扉のロックが解除されたらしい。重層な扉は自動で開かれた。中に入ると白い防護服が干された状態で幾つも並んでいた。その奥にはまた扉がある。
「念のため防護服を着用して下さい、微量ではありますが放射性物質を使用していますので」
高志の言う通りに風間と佐藤は防護服に着替える。やはり防護服とあってブカブカしており顔面を覆うマスクなどで視界が狭く感じた。防護服を着用した後、再び風間が暗証番号を入力すると奥の扉も自動に開いた。開いた瞬間、再び整備士の喧騒と作業音が響き、整備士も全員防護服を着用していた。
ここは何かを建造する工場のようだった。そして溶接機が左右に設置されている中央で何かを建造していた。佐藤はフェンス越しからそれを見た。そしてこれが何なのか一目で分かった。
溶接機と多くの整備士に囲まれ建造されていたのは、銀色に輝く装甲、四本の指に鋭い爪、機械で出来た巨大な怪獣の腕だった。腕部には武装としてレールガンが装備されており、なんとも無骨な見た目をしている。
「もうここまで完成したんだな」
佐藤は喜びを感じながら言った。
「明日には完全に完成させて、チヌーク計二機で輸送予定です」
工場を後にした高志、風間、佐藤等三人は防護服から再びスーツ姿に戻り、一本の長い廊下を歩いていた。風間は片手にもった書類に目を通しながら歩いている。
「もう操縦士は決まったのか?」
佐藤が聞いた。
「まだ正式には決まってないが空自の元戦闘機パイロットから一人選抜しようと思っている。あれを操縦するにはかなりのGが掛かるからな、だが一人だけ有力な元パイロットがいる」
「誰なんだ?」
「彼は一年ほどの前に懲戒免職処分を受けて今は北海道の農夫として働いているらしい、彼のことは飯沼さんに任せてるよ」
彼とは一体どんな人物なのか?懲戒免職?そんな問題を起こした奴がパイロットで良いのだろうか?佐藤は疑問に思っていた。
○
仁は寮のベットで仰向けになっていた。もう深夜の薄暗い天井をただぼんやりと眺めて。仁は眠りにつくことが出来なかった。またあのときの光景が夢として出てくるからだ。夢の中だけでは静かにしていたかった。そんな時、コンコンッ、と部屋の扉が二回ノックされた。こんな夜更けに誰だろう?

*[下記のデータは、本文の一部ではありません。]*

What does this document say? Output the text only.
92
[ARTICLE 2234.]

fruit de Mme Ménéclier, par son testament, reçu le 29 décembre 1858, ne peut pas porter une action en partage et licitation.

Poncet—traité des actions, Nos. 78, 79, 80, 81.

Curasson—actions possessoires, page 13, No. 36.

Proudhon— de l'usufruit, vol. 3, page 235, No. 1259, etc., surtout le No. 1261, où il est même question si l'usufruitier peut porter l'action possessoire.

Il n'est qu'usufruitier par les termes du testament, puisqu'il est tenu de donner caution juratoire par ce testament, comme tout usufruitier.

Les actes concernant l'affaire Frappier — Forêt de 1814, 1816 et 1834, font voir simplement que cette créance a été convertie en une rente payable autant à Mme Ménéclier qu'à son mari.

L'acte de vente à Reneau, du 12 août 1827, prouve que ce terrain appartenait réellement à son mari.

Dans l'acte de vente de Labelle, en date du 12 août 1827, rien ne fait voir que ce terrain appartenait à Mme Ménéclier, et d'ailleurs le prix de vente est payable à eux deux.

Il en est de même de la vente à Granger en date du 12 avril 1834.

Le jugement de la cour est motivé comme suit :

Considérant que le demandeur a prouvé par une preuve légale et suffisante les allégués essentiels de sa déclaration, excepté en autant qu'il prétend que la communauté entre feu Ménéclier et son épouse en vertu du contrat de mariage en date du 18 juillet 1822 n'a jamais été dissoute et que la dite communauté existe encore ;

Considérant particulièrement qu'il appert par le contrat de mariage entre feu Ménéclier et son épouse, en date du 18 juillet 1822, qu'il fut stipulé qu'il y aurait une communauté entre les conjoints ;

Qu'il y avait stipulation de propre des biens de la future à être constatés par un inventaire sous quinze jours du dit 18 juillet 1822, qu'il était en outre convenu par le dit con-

仁は不審に思いながら扉を開けた。そこにいたのは迷彩柄の戦闘服を着た、大柄な中年男の一人の自衛隊員だった。その自衛隊員は無表情のまま話し始めた。
「おやすみの所申し訳ありません。カクヤマ ヒトシさんでありますか?」
「そうだが・・・」
仁はやや警戒しながら言った。すると自衛隊員は低い声でこういった。
「ご同行願えますか?」と・・・。